Defence unprepared for climate change: report

Defence unprepared for climate change: report

Updated 25 March 2013, 10:50 AEDT

A new study from the Australian Strategic Policy Institute argues that the Australian Defence Force is unprepared for a changing climate environment and needs to do more to develop adequate strategies to protect the nation and the region.

The reports cites a range of factors including an increased requirement for domestic disaster response, the likely spread of infectious diseases, and regional instability as potential issues that it says need to be addressed.

Presenter: Michael Brissenden

Speaker: Anthon Bergin, Deputy Director, The Australian Strategic Policy Institute

MICHAEL BRISSENDEN: The special report titled Heavy Weather, Climate and the Australian Defence Force makes the case that Australia and the region is already feeling the effects of climate change and the Australian Defence Force is already stretched to the limit in its capacity to deal with it.

The 2009 defence white paper dismissed climate change as an issue that didn't need to be addressed until after 2030 but this ASPI report argues that's no longer the case and the new white paper to be delivered this year needs to embrace a new approach.

Anthony Bergin is the deputy director of ASPI and one of the authors of the new report.

ANTHONY BERGIN: Every Christmas now almost by rotation we're seeing the military deployed to floods or bushfires in Australia. The ADF of course have been heavily involved in deploying to regional disasters.

But one of the points that our report makes is that Defence are now going to need to factor in concurrent disasters. While we've been pretty good at dealing with offshore disasters without anything happening on the home front, I think we're now going to see the ADF really stretched in dealing with extreme weather events both within the region and at home.

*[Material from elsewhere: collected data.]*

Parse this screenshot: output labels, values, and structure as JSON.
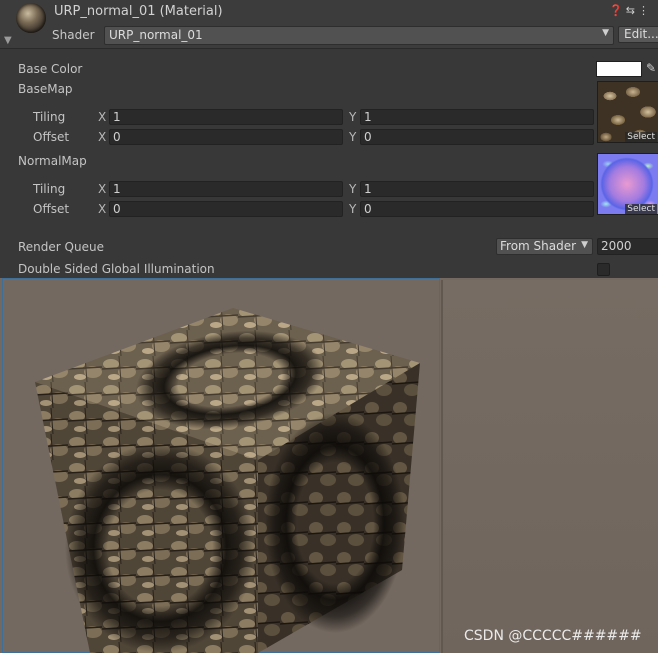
{
  "header": {
    "title": "URP_normal_01 (Material)",
    "shader_label": "Shader",
    "shader_value": "URP_normal_01",
    "edit_label": "Edit...",
    "icons": [
      "help-icon",
      "preset-icon",
      "kebab-menu-icon"
    ]
  },
  "properties": {
    "base_color_label": "Base Color",
    "base_color_value": "#ffffff",
    "basemap_label": "BaseMap",
    "basemap": {
      "tiling_label": "Tiling",
      "offset_label": "Offset",
      "tiling_x": "1",
      "tiling_y": "1",
      "offset_x": "0",
      "offset_y": "0",
      "select_label": "Select"
    },
    "normalmap_label": "NormalMap",
    "normalmap": {
      "tiling_label": "Tiling",
      "offset_label": "Offset",
      "tiling_x": "1",
      "tiling_y": "1",
      "offset_x": "0",
      "offset_y": "0",
      "select_label": "Select"
    },
    "x_label": "X",
    "y_label": "Y",
    "render_queue_label": "Render Queue",
    "render_queue_mode": "From Shader",
    "render_queue_value": "2000",
    "dsgi_label": "Double Sided Global Illumination",
    "dsgi_checked": false
  },
  "preview": {
    "background": "#746960",
    "watermark": "CSDN @CCCCC######"
  }
}
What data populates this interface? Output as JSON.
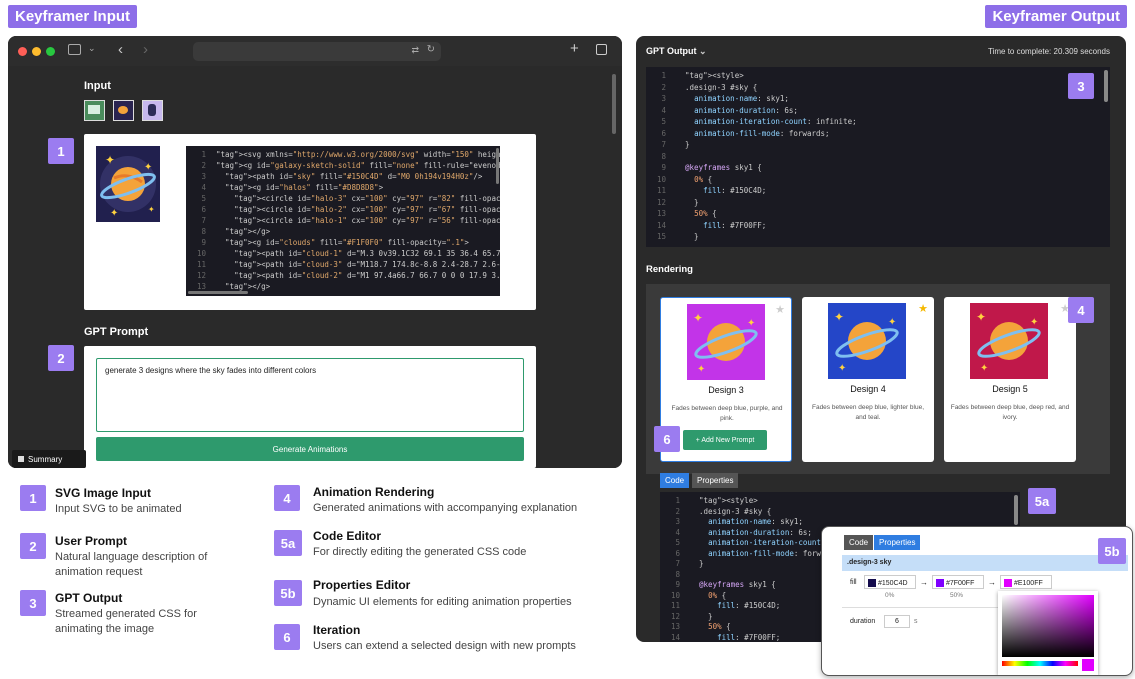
{
  "labels": {
    "input": "Keyframer Input",
    "output": "Keyframer Output"
  },
  "left": {
    "input_title": "Input",
    "gpt_prompt_title": "GPT Prompt",
    "prompt_text": "generate 3 designs where the sky fades into different colors",
    "generate_button": "Generate Animations",
    "summary_button": "Summary",
    "svg_code": [
      {
        "n": "1",
        "t": "<svg xmlns=\"http://www.w3.org/2000/svg\" width=\"150\" height"
      },
      {
        "n": "2",
        "t": "<g id=\"galaxy-sketch-solid\" fill=\"none\" fill-rule=\"evenodd"
      },
      {
        "n": "3",
        "t": "  <path id=\"sky\" fill=\"#150C4D\" d=\"M0 0h194v194H0z\"/>"
      },
      {
        "n": "4",
        "t": "  <g id=\"halos\" fill=\"#D8D8D8\">"
      },
      {
        "n": "5",
        "t": "    <circle id=\"halo-3\" cx=\"100\" cy=\"97\" r=\"82\" fill-opacit"
      },
      {
        "n": "6",
        "t": "    <circle id=\"halo-2\" cx=\"100\" cy=\"97\" r=\"67\" fill-opacit"
      },
      {
        "n": "7",
        "t": "    <circle id=\"halo-1\" cx=\"100\" cy=\"97\" r=\"56\" fill-opacit"
      },
      {
        "n": "8",
        "t": "  </g>"
      },
      {
        "n": "9",
        "t": "  <g id=\"clouds\" fill=\"#F1F0F0\" fill-opacity=\".1\">"
      },
      {
        "n": "10",
        "t": "    <path id=\"cloud-1\" d=\"M.3 0v39.1C32 69.1 35 36.4 65.7 2"
      },
      {
        "n": "11",
        "t": "    <path id=\"cloud-3\" d=\"M118.7 174.8c-8.8 2.4-28.7 2.6-28"
      },
      {
        "n": "12",
        "t": "    <path id=\"cloud-2\" d=\"M1 97.4a66.7 66.7 0 0 0 17.9 3.36"
      },
      {
        "n": "13",
        "t": "  </g>"
      }
    ]
  },
  "right": {
    "gpt_output": "GPT Output",
    "time": "Time to complete: 20.309 seconds",
    "rendering_title": "Rendering",
    "css_code": [
      {
        "n": "1",
        "t": "  <style>"
      },
      {
        "n": "2",
        "t": "  .design-3 #sky {"
      },
      {
        "n": "3",
        "t": "    animation-name: sky1;"
      },
      {
        "n": "4",
        "t": "    animation-duration: 6s;"
      },
      {
        "n": "5",
        "t": "    animation-iteration-count: infinite;"
      },
      {
        "n": "6",
        "t": "    animation-fill-mode: forwards;"
      },
      {
        "n": "7",
        "t": "  }"
      },
      {
        "n": "8",
        "t": ""
      },
      {
        "n": "9",
        "t": "  @keyframes sky1 {"
      },
      {
        "n": "10",
        "t": "    0% {"
      },
      {
        "n": "11",
        "t": "      fill: #150C4D;"
      },
      {
        "n": "12",
        "t": "    }"
      },
      {
        "n": "13",
        "t": "    50% {"
      },
      {
        "n": "14",
        "t": "      fill: #7F00FF;"
      },
      {
        "n": "15",
        "t": "    }"
      }
    ],
    "editor_code": [
      {
        "n": "1",
        "t": "  <style>"
      },
      {
        "n": "2",
        "t": "  .design-3 #sky {"
      },
      {
        "n": "3",
        "t": "    animation-name: sky1;"
      },
      {
        "n": "4",
        "t": "    animation-duration: 6s;"
      },
      {
        "n": "5",
        "t": "    animation-iteration-count:"
      },
      {
        "n": "6",
        "t": "    animation-fill-mode: forwa"
      },
      {
        "n": "7",
        "t": "  }"
      },
      {
        "n": "8",
        "t": ""
      },
      {
        "n": "9",
        "t": "  @keyframes sky1 {"
      },
      {
        "n": "10",
        "t": "    0% {"
      },
      {
        "n": "11",
        "t": "      fill: #150C4D;"
      },
      {
        "n": "12",
        "t": "    }"
      },
      {
        "n": "13",
        "t": "    50% {"
      },
      {
        "n": "14",
        "t": "      fill: #7F00FF;"
      }
    ],
    "designs": [
      {
        "title": "Design 3",
        "desc": "Fades between deep blue, purple, and pink.",
        "bg": "#c234e8",
        "starred": false
      },
      {
        "title": "Design 4",
        "desc": "Fades between deep blue, lighter blue, and teal.",
        "bg": "#2446c8",
        "starred": true
      },
      {
        "title": "Design 5",
        "desc": "Fades between deep blue, deep red, and ivory.",
        "bg": "#c0184a",
        "starred": false
      }
    ],
    "add_prompt": "+ Add New Prompt",
    "tab_code": "Code",
    "tab_properties": "Properties",
    "props": {
      "selector": ".design-3 sky",
      "fill_label": "fill",
      "color1": "#150C4D",
      "color2": "#7F00FF",
      "color3": "#E100FF",
      "pct1": "0%",
      "pct2": "50%",
      "arrow": "→",
      "duration_label": "duration",
      "duration_value": "6",
      "duration_unit": "s"
    }
  },
  "badges": {
    "b1": "1",
    "b2": "2",
    "b3": "3",
    "b4": "4",
    "b5a": "5a",
    "b5b": "5b",
    "b6": "6"
  },
  "legend": [
    {
      "num": "1",
      "title": "SVG Image Input",
      "desc": "Input SVG to be animated"
    },
    {
      "num": "2",
      "title": "User Prompt",
      "desc": "Natural language description of animation request"
    },
    {
      "num": "3",
      "title": "GPT Output",
      "desc": "Streamed generated CSS for animating the image"
    },
    {
      "num": "4",
      "title": "Animation Rendering",
      "desc": "Generated animations with accompanying explanation"
    },
    {
      "num": "5a",
      "title": "Code Editor",
      "desc": "For directly editing the generated CSS code"
    },
    {
      "num": "5b",
      "title": "Properties Editor",
      "desc": "Dynamic UI elements for editing animation properties"
    },
    {
      "num": "6",
      "title": "Iteration",
      "desc": "Users can extend a selected design with new prompts"
    }
  ]
}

MICHAEL BRISSENDEN: The report says the Asia Pacific region is the most disaster prone region in the world and many of those disasters are likely to be aggravated by climate change. Climate change, it says, has the potential to generate and exacerbate destabilising conditions that could reshape the regional security environment.

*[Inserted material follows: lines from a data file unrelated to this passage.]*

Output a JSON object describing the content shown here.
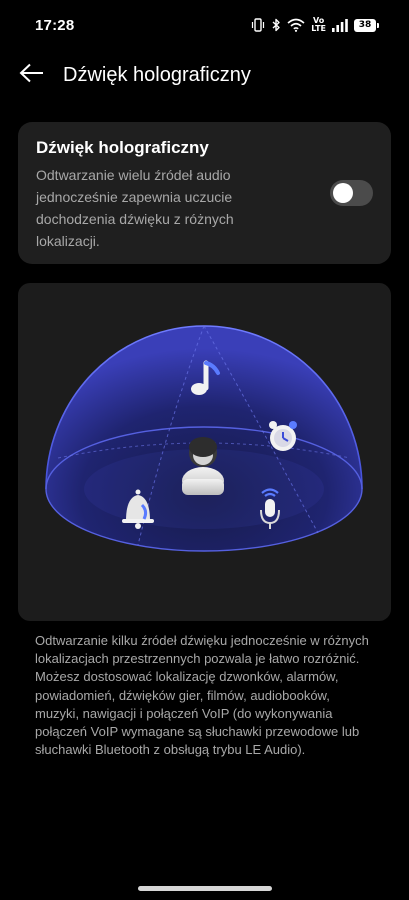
{
  "status_bar": {
    "time": "17:28",
    "volte_top": "Vo",
    "volte_bottom": "LTE",
    "battery": "38",
    "icons": [
      "vibrate-icon",
      "bluetooth-icon",
      "wifi-icon",
      "volte-icon",
      "signal-icon",
      "battery-icon"
    ]
  },
  "header": {
    "back_icon": "arrow-left-icon",
    "title": "Dźwięk holograficzny"
  },
  "setting": {
    "title": "Dźwięk holograficzny",
    "description": "Odtwarzanie wielu źródeł audio jednocześnie zapewnia uczucie dochodzenia dźwięku z różnych lokalizacji.",
    "toggle_on": false
  },
  "illustration": {
    "icons": [
      "person-icon",
      "music-note-icon",
      "alarm-clock-icon",
      "bell-icon",
      "microphone-icon"
    ],
    "colors": {
      "dome": "#2a2f8f",
      "accent": "#5a7bff"
    }
  },
  "footer": {
    "description": "Odtwarzanie kilku źródeł dźwięku jednocześnie w różnych lokalizacjach przestrzennych pozwala je łatwo rozróżnić. Możesz dostosować lokalizację dzwonków, alarmów, powiadomień, dźwięków gier, filmów, audiobooków, muzyki, nawigacji i połączeń VoIP (do wykonywania połączeń VoIP wymagane są słuchawki przewodowe lub słuchawki Bluetooth z obsługą trybu LE Audio)."
  },
  "colors": {
    "background": "#000000",
    "card": "#1f1f1f",
    "text_primary": "#ffffff",
    "text_secondary": "#a8a8a8",
    "toggle_off": "#4b4b4b"
  }
}
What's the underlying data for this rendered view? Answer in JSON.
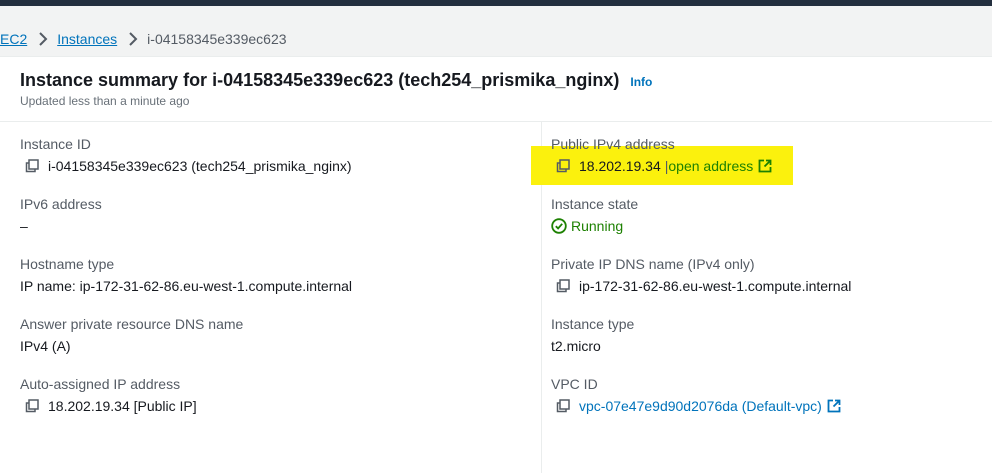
{
  "breadcrumb": {
    "root": "EC2",
    "instances": "Instances",
    "current": "i-04158345e339ec623"
  },
  "summary": {
    "title": "Instance summary for i-04158345e339ec623 (tech254_prismika_nginx)",
    "info": "Info",
    "updated": "Updated less than a minute ago"
  },
  "left": {
    "instance_id_label": "Instance ID",
    "instance_id_value": "i-04158345e339ec623 (tech254_prismika_nginx)",
    "ipv6_label": "IPv6 address",
    "ipv6_value": "–",
    "hostname_type_label": "Hostname type",
    "hostname_type_value": "IP name: ip-172-31-62-86.eu-west-1.compute.internal",
    "dns_label": "Answer private resource DNS name",
    "dns_value": "IPv4 (A)",
    "auto_ip_label": "Auto-assigned IP address",
    "auto_ip_value": "18.202.19.34 [Public IP]"
  },
  "right": {
    "public_ip_label": "Public IPv4 address",
    "public_ip_value": "18.202.19.34",
    "public_ip_sep": "|",
    "open_address": "open address",
    "state_label": "Instance state",
    "state_value": "Running",
    "private_dns_label": "Private IP DNS name (IPv4 only)",
    "private_dns_value": "ip-172-31-62-86.eu-west-1.compute.internal",
    "type_label": "Instance type",
    "type_value": "t2.micro",
    "vpc_label": "VPC ID",
    "vpc_value": "vpc-07e47e9d90d2076da (Default-vpc)"
  },
  "colors": {
    "link": "#0073bb",
    "success": "#1d8102",
    "highlight": "#fbf10d",
    "header_bar": "#232f3e"
  },
  "icons": [
    "chevron-right-icon",
    "copy-icon",
    "external-link-icon",
    "check-circle-icon"
  ]
}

Disease transmission, population displacement, resource wars and the further weakening of fragile states are some of the potential consequences that could result in an increase in the ADF's involvement in regional stabilisation missions.

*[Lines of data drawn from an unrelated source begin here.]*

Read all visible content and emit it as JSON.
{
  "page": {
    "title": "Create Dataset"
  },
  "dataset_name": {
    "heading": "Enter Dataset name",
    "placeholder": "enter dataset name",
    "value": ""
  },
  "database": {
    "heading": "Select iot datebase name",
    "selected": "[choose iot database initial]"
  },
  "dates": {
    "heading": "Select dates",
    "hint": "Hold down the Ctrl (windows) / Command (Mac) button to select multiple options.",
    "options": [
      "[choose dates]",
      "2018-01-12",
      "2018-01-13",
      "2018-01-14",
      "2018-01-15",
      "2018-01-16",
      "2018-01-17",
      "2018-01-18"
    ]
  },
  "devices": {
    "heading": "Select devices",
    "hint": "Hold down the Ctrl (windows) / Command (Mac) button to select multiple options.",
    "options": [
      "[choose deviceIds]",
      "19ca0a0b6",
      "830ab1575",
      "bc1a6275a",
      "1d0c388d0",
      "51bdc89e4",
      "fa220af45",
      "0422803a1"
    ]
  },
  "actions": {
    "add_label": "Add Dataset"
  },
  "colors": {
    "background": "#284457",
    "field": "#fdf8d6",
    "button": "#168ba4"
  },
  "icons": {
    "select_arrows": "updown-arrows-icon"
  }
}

ANTHONY BERGIN: Climate change is a stressor, it's a threat multiplier that Defence needs to factor in now.

MICHAEL BRISSENDEN: Climate change, the reports says, should be considered alongside all other factors now taken into account in assessing future strategic planning. The report also argues for a permanent climate advisor to be appointed to the Defence Department.

Anthony Bergin believes the last few years of extreme weather events has concentrated the thinking on climate change in the military and that many in Defence now also believe the 2009 white paper position is unsustainable.

ANTHONY BERGIN: There's much greater recognition now in the preparation of the new defence white paper than there was, what, three and a half, four years ago, that climate change cannot be dismissed as tomorrow's problem, that as I say we're seeing many of the impacts of a changing climate now.

Defence are heavily involved in humanitarian disaster relief and those operations will increase as a result of a changing climate.